In a grand testament to my small-mindedness, up until last fall, I was under the impression that anytime anyone talked about going “upstate,” they were speaking about Upstate New York. I think I could be partially forgiven for this misunderstanding because A) there are so many Northeast ex-pats living in the Asheville area B) the most definitive reference to upstate, “singing in the car getting lost upstate,” from fellow Pennsylvania ex-Pat Taylor Swift is about the Catskills. I learned of my error while stuck for essentially four hours one lovely morning in the Greenville Airport due to some massive Delta Air computer malfunction which saw me reading all the local tourism literature and learning that upstate South Carolina (which Wikipedia tells me is often called “the Upcountry”) is indeed a thing.

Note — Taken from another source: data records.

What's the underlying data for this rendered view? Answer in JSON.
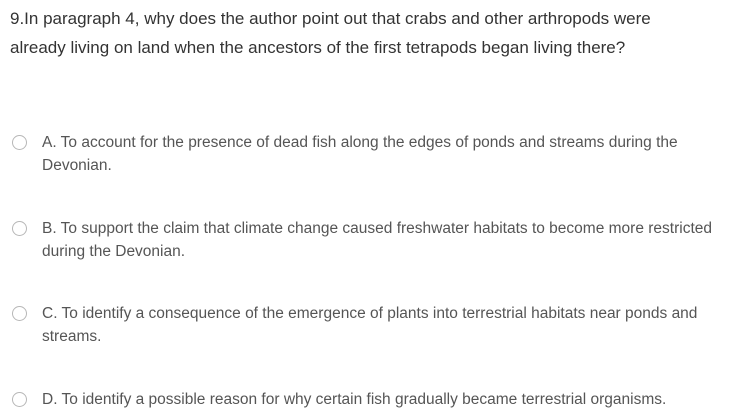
{
  "question": {
    "text": "9.In paragraph 4, why does the author point out that crabs and other arthropods were already living on land when the ancestors of the first tetrapods began living there?"
  },
  "options": [
    {
      "text": "A. To account for the presence of dead fish along the edges of ponds and streams during the Devonian."
    },
    {
      "text": "B. To support the claim that climate change caused freshwater habitats to become more restricted during the Devonian."
    },
    {
      "text": "C. To identify a consequence of the emergence of plants into terrestrial habitats near ponds and streams."
    },
    {
      "text": "D. To identify a possible reason for why certain fish gradually became terrestrial organisms."
    }
  ],
  "icons": {
    "radio": "radio-button-unselected-icon"
  },
  "colors": {
    "question_text": "#333333",
    "option_text": "#555555",
    "radio_border": "#b7b7b7"
  }
}
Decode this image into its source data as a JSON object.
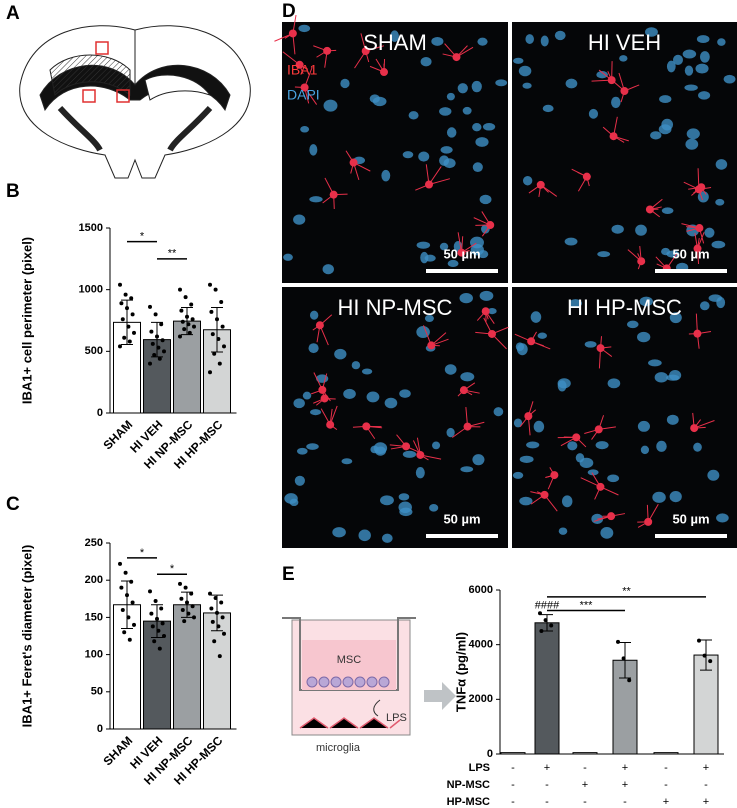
{
  "figure": {
    "panel_labels": [
      "A",
      "B",
      "C",
      "D",
      "E"
    ],
    "micrographs": [
      {
        "title": "SHAM",
        "scale": "50 µm"
      },
      {
        "title": "HI VEH",
        "scale": "50 µm"
      },
      {
        "title": "HI NP-MSC",
        "scale": "50 µm"
      },
      {
        "title": "HI HP-MSC",
        "scale": "50 µm"
      }
    ],
    "stains": [
      "IBA1",
      "DAPI"
    ],
    "schematic": {
      "insert": "MSC",
      "stimulus": "LPS",
      "cells": "microglia"
    }
  },
  "chart_data": [
    {
      "type": "bar",
      "y_label": "IBA1+ cell perimeter (pixel)",
      "categories": [
        "SHAM",
        "HI VEH",
        "HI NP-MSC",
        "HI HP-MSC"
      ],
      "values": [
        735,
        595,
        745,
        675
      ],
      "errors": [
        180,
        140,
        110,
        180
      ],
      "colors": [
        "#ffffff",
        "#54595d",
        "#9b9fa2",
        "#d3d5d5"
      ],
      "points": [
        [
          1040,
          960,
          930,
          890,
          850,
          800,
          760,
          700,
          650,
          610,
          580,
          540
        ],
        [
          860,
          800,
          720,
          660,
          620,
          590,
          560,
          530,
          500,
          470,
          440,
          400
        ],
        [
          1000,
          940,
          880,
          830,
          780,
          760,
          740,
          720,
          700,
          680,
          650,
          620
        ],
        [
          1040,
          1000,
          900,
          820,
          760,
          700,
          640,
          600,
          540,
          480,
          400,
          330
        ]
      ],
      "ylim": [
        0,
        1500
      ],
      "yticks": [
        0,
        500,
        1000,
        1500
      ],
      "annotations": [
        {
          "text": "*",
          "pair": [
            0,
            1
          ],
          "y": 1390
        },
        {
          "text": "**",
          "pair": [
            1,
            2
          ],
          "y": 1250
        }
      ]
    },
    {
      "type": "bar",
      "y_label": "IBA1+ Feret's diameter (pixel)",
      "categories": [
        "SHAM",
        "HI VEH",
        "HI NP-MSC",
        "HI HP-MSC"
      ],
      "values": [
        167,
        145,
        167,
        156
      ],
      "errors": [
        32,
        22,
        17,
        24
      ],
      "colors": [
        "#ffffff",
        "#54595d",
        "#9b9fa2",
        "#d3d5d5"
      ],
      "points": [
        [
          222,
          210,
          198,
          190,
          180,
          170,
          160,
          150,
          140,
          130,
          120
        ],
        [
          185,
          172,
          162,
          155,
          148,
          142,
          138,
          132,
          125,
          118,
          108
        ],
        [
          195,
          190,
          182,
          175,
          170,
          165,
          160,
          155,
          150,
          145
        ],
        [
          182,
          176,
          170,
          162,
          156,
          150,
          144,
          138,
          128,
          118,
          98
        ]
      ],
      "ylim": [
        0,
        250
      ],
      "yticks": [
        0,
        50,
        100,
        150,
        200,
        250
      ],
      "annotations": [
        {
          "text": "*",
          "pair": [
            0,
            1
          ],
          "y": 230
        },
        {
          "text": "*",
          "pair": [
            1,
            2
          ],
          "y": 208
        }
      ]
    },
    {
      "type": "bar",
      "y_label": "TNFα (pg/ml)",
      "categories": [
        null,
        null,
        null,
        null,
        null,
        null
      ],
      "values": [
        50,
        4800,
        50,
        3430,
        50,
        3620
      ],
      "errors": [
        0,
        300,
        0,
        650,
        0,
        550
      ],
      "colors": [
        "#ffffff",
        "#54595d",
        "#ffffff",
        "#9b9fa2",
        "#ffffff",
        "#d3d5d5"
      ],
      "points": [
        [],
        [
          5150,
          4900,
          4700,
          4500
        ],
        [],
        [
          4100,
          3500,
          2700
        ],
        [],
        [
          4150,
          3600,
          3400
        ]
      ],
      "ylim": [
        0,
        6000
      ],
      "yticks": [
        0,
        2000,
        4000,
        6000
      ],
      "annotations": [
        {
          "text": "####",
          "pair": [
            1,
            1
          ],
          "y": 5250
        },
        {
          "text": "***",
          "pair": [
            1,
            3
          ],
          "y": 5250
        },
        {
          "text": "**",
          "pair": [
            1,
            5
          ],
          "y": 5750
        }
      ],
      "conditions": [
        {
          "label": "LPS",
          "cells": [
            "-",
            "+",
            "-",
            "+",
            "-",
            "+"
          ]
        },
        {
          "label": "NP-MSC",
          "cells": [
            "-",
            "-",
            "+",
            "+",
            "-",
            "-"
          ]
        },
        {
          "label": "HP-MSC",
          "cells": [
            "-",
            "-",
            "-",
            "-",
            "+",
            "+"
          ]
        }
      ]
    }
  ]
}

I hadn’t, however, ventured to the proper “upcountry” until last weekend when I took advantage of my newly-minted three-day weekend (shoutout for woke workplaces!) to visit Lake Jocassee for the first time.
Lake Jocassee, for the uninitiated, is one of the many man-made lakes dotting Western North and South Carolina that also include Lake Keowee, Lake Santeetlah, Fontana Lake, and Bear Creek Lake outside Sylva, renowned for their very clear waters and mostly uninhabited shoreline. We headed down to Jocassee to do some paddle boarding. We picked it because it’s only an hour and twenty-minute drive from Asheville (Fontana and Santeetlah, which it seems more Ashevillians visit are closer to a two-hour trek). There are a bunch of waterfalls that flow directly into the lake, that truth be told, I was banking on for some Instagram content. There are a couple of different rental outfits to choose from, but we went with Eclectic Sun because it’s the only one on the lake that doesn’t require you to transport your boards.
Every year I forget how hard paddle-boarding is, which is the long way of saying we didn’t make it to any of the lakeside waterfalls, the closest of which the Eclectic Sun workers let us know was at least a three hour round trip paddle. Now, I was still out on the water for a solid 4.5 hours, but much of that was spent exploring the inlets and coves that make up the shoreline. There was one inlet in particular, very close to where we put in the water, where we got off our boards and just enjoyed swimming in the shallow, sandy water for a while. I’m used to the dark, murky lakes of the Northeast, so I also always forget and am pleasantly surprised to find clear, fresh-water lakes.
Overpriced consumer goods in tourist towns is something upstate South Carolina has with its New York counterpart. Also, the abundance of Confederate flags may surprise some of you southern readers. Word to the wise: purchase any food and necessary sundries before leaving town. I know we all complain about Asheville being expensive, but it’s not $16.00 for a can of spray-on sunscreen expensive, at least not yet, which is what I was charged at an upstate South Carolina gas station. Overpriced sunscreen aside, I’d love to come back to Jocassee. I think I’d kayak rather than SUP to reach at least one of the waterfalls. I also think Devil’s Fork State Park’s boat-in-only campground would be great to check out, and now the other lakes I mentioned earlier have rocketed up on my places to check up this summer.